Goethe’s quest is hard.  It is hard to stay in control when you’re looking in all sorts of directions.  For example, there was supposed to be another moral to this story: those political parties are as dead as Einstein and maybe even as dead as the hero.  Donkey would have gotten around to that point if Elephant hadn’t kept cutting him off after God being dead.  It’s quite hard to list all the concepts that are dead and once you start allowing objections the activity easily lasts all day.  It’s hard for them to understand that when you live in language, everything is dead. 
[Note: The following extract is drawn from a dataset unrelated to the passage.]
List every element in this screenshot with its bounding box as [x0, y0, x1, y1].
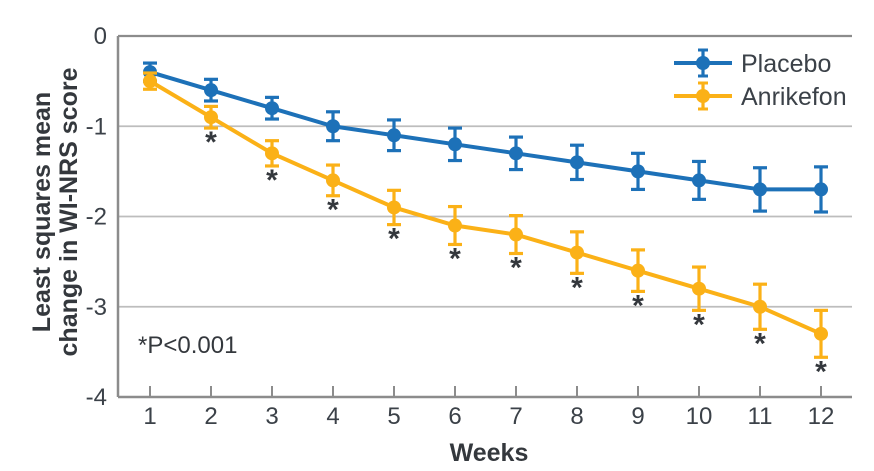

And yet if any meaning, any spirit, any beauty was transmitted to the reader in the reading of this absurdity, then perhaps this language isn’t dead; perhaps words can still have meaning.  Maybe in reading this story the reader will come to feel something for Elephant or Donkey or Einstein or Hero; maybe even for Goethe or Orange Jello. If that’s possible in this world full of mixed metaphor and inconsistent meaning, well then maybe it might be worth rolling the dice.

 

 

 

 

 

Although, it might be better if maybe we could all agree on some basic rules first?

1)      Donkey, you have to stop being an ass.

2)      Elephant, you have to stop trying to kill Donkey when he is an ass.

3)      Einstein, just keep getting us high man. 

And 4) Hero – well dude, just don’t leave.

 

            Might that be enough? Could it be that simple?

Well, maybe we need another rule about never ever allowing mice to develop dark magic powers.  What exactly was that part of the story about?  And how did Goethe figure out how to finish his secret project and kill Dr. Orange Jello?  This story is in some ways designed to spark more questions than it answers.  One has to hope that someday, all will be explained; perhaps in the preface to the publication of some later edition. 

 

Until then, interpret as you will. 

And try to get some cast iron figurines for inspiration.

 

                                                                        -The Author

                                                                        (July, 2006)

 

 

Regardless of whether it’s all happening to you or if you are happening to it, it’s your energy that matters. 

 

 

   

 

 

 

 

 

 

 

 

 

The author disclaims all responsibility for any meaning conveyed by this work. The author had no intent.